Opinion
2015-03878. Ind. No. 1985/14.
08-23-2017
Lynn W.L. Fahey, New York, NY (Rebecca J. Gannon of counsel), for appellant. Richard A. Brown, District Attorney, Kew Gardens, NY (John M. Castellano, Johnnette Traill, and Eric C. Washer of counsel), for respondent.
Lynn W.L. Fahey, New York, NY (Rebecca J. Gannon of counsel), for appellant.
Richard A. Brown, District Attorney, Kew Gardens, NY (John M. Castellano, Johnnette Traill, and Eric C. Washer of counsel), for respondent.
JOHN M. LEVENTHAL, J.P., HECTOR D. LaSALLE, VALERIE BRATHWAITE NELSON, and LINDA CHRISTOPHER, JJ.
Appeal by the defendant from a judgment of the Supreme Court, Queens County (Margulis, J.), rendered May 4, 2015, convicting him of attempted robbery in the third degree, upon a jury verdict, and imposing sentence.
ORDERED that the judgment is affirmed.
The defendant was convicted of attempted robbery in the third degree for attempting to forcibly steal the complainant's cell phone. The complainant testified that the defendant approached him on a street late at night and asked him for a cigarette, and then a lighter. The complainant told the defendant that he had neither item, and the defendant then asked the complainant if he could borrow his cell phone, because his own cell phone had died. The complainant testified that after he responded that his own cell phone had died, the defendant grabbed his shoulder and threatened him. On appeal, the defendant contends that the Supreme Court improperly admitted evidence that when the defendant was arrested, he was in possession of multiple cell phones and cell phone chargers. Contrary to the defendant's contention, the evidence was properly admitted to show that the defendant's intent was to rob the complainant (see People v. Alvino, 71 N.Y.2d 233, 241–242, 525 N.Y.S.2d 7, 519 N.E.2d 808 ; People v. Lockhart, 12 A.D.3d 842, 844, 784 N.Y.S.2d 686 ; People v. Cooper, 238 A.D.2d 194, 195, 656 N.Y.S.2d 250 ). Moreover, the court providently exercised its discretion in determining that the probative value of the evidence outweighed the risk of undue prejudice to the defendant (see People v.
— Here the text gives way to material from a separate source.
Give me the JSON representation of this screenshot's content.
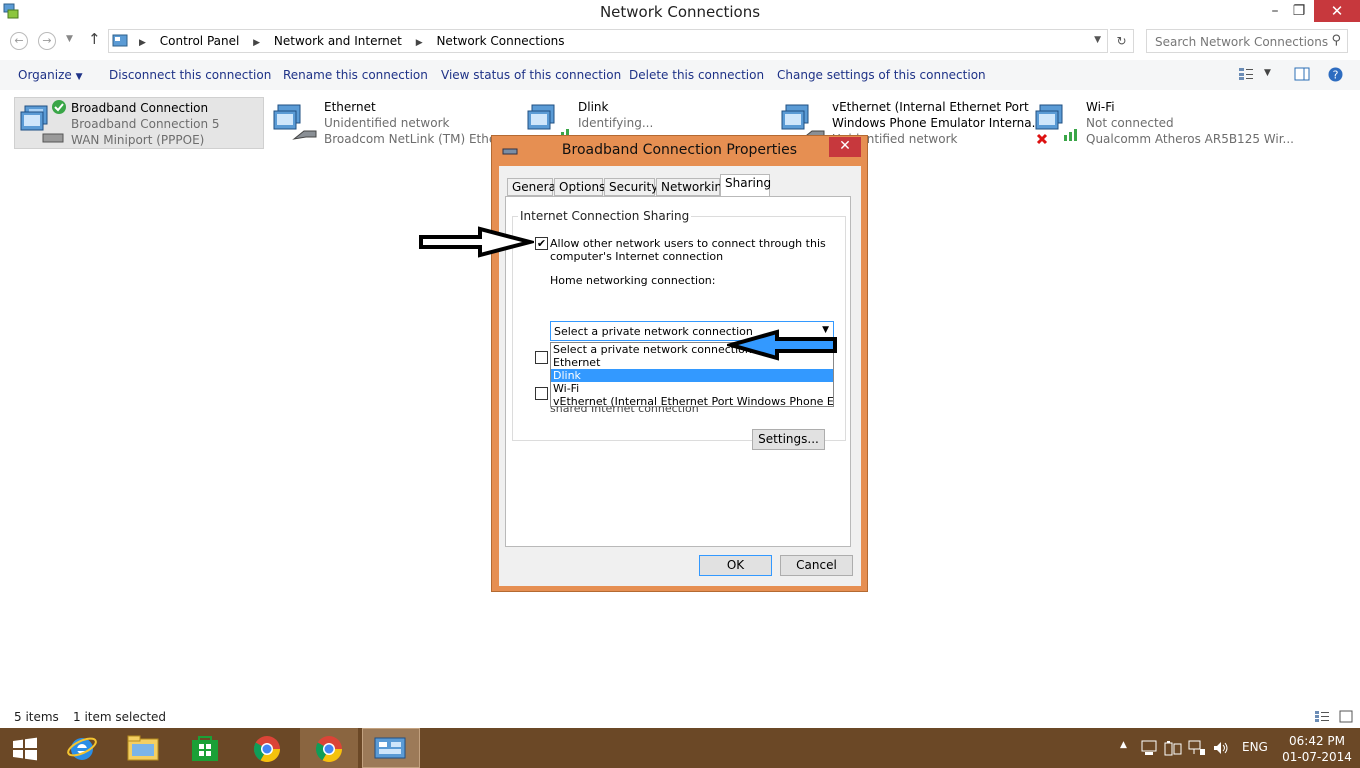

Alvino, 71 N.Y.2d at 241–242, 525 N.Y.S.2d 7, 519 N.E.2d 808 ; People v. Harris, 133 A.D.3d 880, 881, 22 N.Y.S.3d 62 ).
The defendant failed to preserve for appellate review his contention that he was deprived of a fair trial by an improper remark made by the Supreme Court to the prospective jurors during voir dire (see CPL 470.05 [2 ]; People v. Sutton, 151 A.D.3d 763, 57 N.Y.S.3d 180 ; People v. Mason, 132 A.D.3d 777, 779, 17 N.Y.S.3d 768 ; People v. Cunningham, 119 A.D.3d 601, 601, 988 N.Y.S.2d 696 ). Contrary to the defendant's contention, the court's remark did not constitute a mode of proceedings error exempting him from the rules of preservation (see People v. Brown, 7 N.Y.3d 880, 881, 826 N.Y.S.2d 595, 860 N.E.2d 55 ; People v. Sutton, 151 A.D.3d 763, 57 N.Y.S.3d 180 ; People v. Mason, 132 A.D.3d at 779, 17 N.Y.S.3d 768 ; People v. Cunningham, 119 A.D.3d at 601–602, 988 N.Y.S.2d 696 ). In any event, the court's remark, while inappropriate, does not warrant reversal (see People v. Sutton, 151 A.D.3d 763, 57 N.Y.S.3d 180 ; People v. Mason, 132 A.D.3d at 779, 17 N.Y.S.3d 768 ; People v. Bailey, 66 A.D.3d 491, 491, 889 N.Y.S.2d 1 ).